Max Brod schreibt über dieses Manuskript: "Es handelt sich um die Ausarbeitung eines polemischen Gedankens gegen mich, um Kafkas Antwort auf zwei Artikel von mir, die in der Berliner Wochenschrift "Gegenwart" (Herausgeber Ernst Heilborn) am 17. und 24. Februar 1906 unter dem Titel "Zur ństhetik" erschienen sind. In diesen Artikeln hatte ich schlicht und in jugendlichem Leichtsinn (damals war ich noch nicht 22 Jahre alt) behauptet, die Kategorie "schön" sei einfach durch die Kategorie "neu" zu ersetzen. Die "neue Apperzeption" oder "Wahrnehmung plus innerliche Verarbeitung des neuen Eindrucks", wie ich sie im Anschluß an Herbart und Wundt definierte, stelle das Wesen der Schönheit dar.
Meine Freunde Felix Weltsch und Kafka protestierten heftig. ...

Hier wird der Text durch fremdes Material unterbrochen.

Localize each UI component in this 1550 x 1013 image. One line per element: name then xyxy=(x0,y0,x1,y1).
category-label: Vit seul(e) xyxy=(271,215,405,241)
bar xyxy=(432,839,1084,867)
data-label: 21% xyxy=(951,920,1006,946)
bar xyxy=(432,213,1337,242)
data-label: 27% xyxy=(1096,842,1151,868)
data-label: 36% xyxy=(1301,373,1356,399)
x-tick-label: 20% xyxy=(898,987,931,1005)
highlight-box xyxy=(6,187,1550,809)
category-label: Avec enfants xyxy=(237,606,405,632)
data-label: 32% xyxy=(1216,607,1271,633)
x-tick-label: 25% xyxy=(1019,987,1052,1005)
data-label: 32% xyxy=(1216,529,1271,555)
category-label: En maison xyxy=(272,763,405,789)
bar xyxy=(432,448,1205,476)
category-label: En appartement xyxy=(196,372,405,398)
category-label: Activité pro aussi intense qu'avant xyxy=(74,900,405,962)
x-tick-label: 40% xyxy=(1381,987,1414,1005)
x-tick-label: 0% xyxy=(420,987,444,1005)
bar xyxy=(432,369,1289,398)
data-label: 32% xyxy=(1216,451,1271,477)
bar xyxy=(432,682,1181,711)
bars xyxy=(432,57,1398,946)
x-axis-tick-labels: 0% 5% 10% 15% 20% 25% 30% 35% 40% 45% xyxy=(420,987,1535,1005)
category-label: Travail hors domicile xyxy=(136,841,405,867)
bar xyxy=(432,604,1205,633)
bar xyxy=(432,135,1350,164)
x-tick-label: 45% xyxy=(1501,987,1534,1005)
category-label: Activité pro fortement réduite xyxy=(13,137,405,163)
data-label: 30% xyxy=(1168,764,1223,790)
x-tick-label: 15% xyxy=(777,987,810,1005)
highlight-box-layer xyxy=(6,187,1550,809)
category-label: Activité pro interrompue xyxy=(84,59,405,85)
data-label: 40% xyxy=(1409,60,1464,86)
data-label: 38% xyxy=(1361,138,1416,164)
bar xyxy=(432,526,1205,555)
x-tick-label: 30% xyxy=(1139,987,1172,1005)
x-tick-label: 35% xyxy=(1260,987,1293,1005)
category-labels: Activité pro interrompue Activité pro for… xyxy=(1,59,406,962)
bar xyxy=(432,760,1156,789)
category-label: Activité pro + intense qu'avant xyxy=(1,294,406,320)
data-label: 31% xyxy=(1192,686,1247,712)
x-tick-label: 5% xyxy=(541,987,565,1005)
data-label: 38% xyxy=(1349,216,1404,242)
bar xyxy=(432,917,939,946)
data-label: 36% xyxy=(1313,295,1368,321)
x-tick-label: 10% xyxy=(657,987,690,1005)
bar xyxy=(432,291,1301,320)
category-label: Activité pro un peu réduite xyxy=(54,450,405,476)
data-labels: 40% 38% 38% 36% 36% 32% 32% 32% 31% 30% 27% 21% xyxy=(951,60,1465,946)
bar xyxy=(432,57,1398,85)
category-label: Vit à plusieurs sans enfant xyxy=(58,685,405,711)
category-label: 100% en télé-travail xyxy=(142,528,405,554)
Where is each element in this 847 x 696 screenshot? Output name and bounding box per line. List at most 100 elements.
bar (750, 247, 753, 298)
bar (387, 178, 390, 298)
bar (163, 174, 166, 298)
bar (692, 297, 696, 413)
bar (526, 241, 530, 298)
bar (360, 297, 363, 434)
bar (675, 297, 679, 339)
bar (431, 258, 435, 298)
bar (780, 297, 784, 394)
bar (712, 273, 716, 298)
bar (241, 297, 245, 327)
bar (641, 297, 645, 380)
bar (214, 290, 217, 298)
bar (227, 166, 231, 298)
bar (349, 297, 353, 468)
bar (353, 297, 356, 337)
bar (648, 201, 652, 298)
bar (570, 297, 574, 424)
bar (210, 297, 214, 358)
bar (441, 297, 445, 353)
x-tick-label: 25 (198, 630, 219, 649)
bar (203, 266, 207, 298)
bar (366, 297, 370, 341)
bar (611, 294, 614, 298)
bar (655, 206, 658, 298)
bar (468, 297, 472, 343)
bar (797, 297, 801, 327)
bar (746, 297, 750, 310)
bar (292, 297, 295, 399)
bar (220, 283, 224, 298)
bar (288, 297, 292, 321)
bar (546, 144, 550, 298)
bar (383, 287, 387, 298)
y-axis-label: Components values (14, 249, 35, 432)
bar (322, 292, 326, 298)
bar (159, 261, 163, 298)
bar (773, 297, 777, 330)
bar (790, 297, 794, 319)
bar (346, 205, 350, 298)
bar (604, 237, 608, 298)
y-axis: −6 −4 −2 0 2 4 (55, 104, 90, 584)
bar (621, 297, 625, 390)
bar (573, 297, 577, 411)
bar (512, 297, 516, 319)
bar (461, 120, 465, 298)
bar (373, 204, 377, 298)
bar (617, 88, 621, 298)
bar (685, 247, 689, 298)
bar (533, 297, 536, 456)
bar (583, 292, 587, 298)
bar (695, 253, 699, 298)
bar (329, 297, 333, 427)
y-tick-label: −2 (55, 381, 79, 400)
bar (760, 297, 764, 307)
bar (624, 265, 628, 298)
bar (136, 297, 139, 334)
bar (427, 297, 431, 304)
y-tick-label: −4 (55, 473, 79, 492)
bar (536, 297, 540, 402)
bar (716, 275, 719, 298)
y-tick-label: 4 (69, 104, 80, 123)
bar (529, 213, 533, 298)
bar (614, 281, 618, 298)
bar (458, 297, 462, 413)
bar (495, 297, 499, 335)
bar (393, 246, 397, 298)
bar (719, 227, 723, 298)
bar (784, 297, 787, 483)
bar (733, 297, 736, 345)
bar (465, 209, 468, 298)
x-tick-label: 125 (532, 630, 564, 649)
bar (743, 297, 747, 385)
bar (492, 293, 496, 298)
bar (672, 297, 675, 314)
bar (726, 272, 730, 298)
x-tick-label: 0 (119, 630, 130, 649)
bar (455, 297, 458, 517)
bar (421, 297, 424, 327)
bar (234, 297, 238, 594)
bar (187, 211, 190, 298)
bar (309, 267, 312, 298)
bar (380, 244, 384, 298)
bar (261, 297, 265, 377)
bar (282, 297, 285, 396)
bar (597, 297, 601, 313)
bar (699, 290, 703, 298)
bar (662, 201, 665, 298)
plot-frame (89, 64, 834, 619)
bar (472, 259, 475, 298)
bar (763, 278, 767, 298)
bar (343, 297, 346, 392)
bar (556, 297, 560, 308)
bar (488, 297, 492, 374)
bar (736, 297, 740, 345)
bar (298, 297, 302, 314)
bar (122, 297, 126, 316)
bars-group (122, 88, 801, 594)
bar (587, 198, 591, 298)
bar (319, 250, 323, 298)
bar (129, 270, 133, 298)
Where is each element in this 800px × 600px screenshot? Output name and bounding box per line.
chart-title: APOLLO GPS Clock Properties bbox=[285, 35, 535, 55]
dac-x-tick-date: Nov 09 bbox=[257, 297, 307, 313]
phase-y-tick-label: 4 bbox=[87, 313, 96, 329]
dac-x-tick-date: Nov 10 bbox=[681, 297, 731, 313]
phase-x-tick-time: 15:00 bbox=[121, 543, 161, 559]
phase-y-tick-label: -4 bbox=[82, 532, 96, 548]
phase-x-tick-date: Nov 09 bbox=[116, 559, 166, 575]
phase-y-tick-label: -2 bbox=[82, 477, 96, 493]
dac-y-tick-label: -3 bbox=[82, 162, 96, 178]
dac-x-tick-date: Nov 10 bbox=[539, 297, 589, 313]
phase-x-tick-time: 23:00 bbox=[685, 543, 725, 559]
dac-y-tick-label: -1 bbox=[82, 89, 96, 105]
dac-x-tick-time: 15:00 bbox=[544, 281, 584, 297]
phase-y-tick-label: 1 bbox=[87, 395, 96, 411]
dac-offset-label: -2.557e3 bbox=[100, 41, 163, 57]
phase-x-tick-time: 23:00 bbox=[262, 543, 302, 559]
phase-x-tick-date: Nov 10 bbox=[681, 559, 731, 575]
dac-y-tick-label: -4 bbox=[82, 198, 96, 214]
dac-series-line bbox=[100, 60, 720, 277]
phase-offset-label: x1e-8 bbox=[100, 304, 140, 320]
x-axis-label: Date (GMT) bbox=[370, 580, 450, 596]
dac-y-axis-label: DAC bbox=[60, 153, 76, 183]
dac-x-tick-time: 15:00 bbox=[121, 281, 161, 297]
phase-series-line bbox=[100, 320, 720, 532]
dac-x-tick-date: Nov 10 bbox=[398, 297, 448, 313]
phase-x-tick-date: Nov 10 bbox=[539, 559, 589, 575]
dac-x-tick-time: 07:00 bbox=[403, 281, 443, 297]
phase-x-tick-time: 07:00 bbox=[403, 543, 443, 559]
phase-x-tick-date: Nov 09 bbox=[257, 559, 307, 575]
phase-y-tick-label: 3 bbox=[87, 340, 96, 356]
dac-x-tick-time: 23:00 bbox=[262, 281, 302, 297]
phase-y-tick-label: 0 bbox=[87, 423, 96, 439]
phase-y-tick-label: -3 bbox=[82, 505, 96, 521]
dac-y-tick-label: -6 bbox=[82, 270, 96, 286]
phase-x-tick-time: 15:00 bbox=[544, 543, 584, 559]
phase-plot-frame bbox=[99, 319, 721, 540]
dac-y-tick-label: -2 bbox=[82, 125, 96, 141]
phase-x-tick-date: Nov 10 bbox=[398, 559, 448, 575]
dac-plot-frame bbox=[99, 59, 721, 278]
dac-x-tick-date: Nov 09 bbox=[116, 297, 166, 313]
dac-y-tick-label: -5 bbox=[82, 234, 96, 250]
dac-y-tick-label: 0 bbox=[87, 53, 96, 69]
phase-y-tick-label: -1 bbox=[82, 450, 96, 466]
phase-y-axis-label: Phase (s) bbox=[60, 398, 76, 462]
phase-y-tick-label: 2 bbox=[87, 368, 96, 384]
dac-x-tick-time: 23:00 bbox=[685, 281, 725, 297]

Kafka aber war durch mein Postulat gereizt. Und schrieb, wiewohl damals gerade an seinen juristischen Schlußprüfungen laborierend (Brief vom 16. März 1906), die folgenden Seiten nieder, die er dann wohl mir überreicht hat. - Die Schrift ist gotisch, sogenanntes Kurrent. Der Duktus genau wie in der "Beschreibung des Kampfes", an die auch die schulmäßige Einteilung a), b), c) usw. erinnert. ...
Das Manuskript besteht aus drei Oktavblättern, jedes zwei Seiten umfassend, mit Bleistift geschrieben, stellenweise verwischt, schwer lesbar. Eines der Worte konnte nicht mit Sicherheit entziffert werden. - Auf dem letzten Blatt ist nur eine Seite beschrieben und der Text bricht ab. Die Größe der Blättchen: 17 cm hoch, 10,5 cm breit. Das letzte Blatt um 2 cm weniger hoch." [Max Brod: Der Prager Kreis. - Stuttgart u.a. : Kohlhammer, 1966. S. 93 - 95.]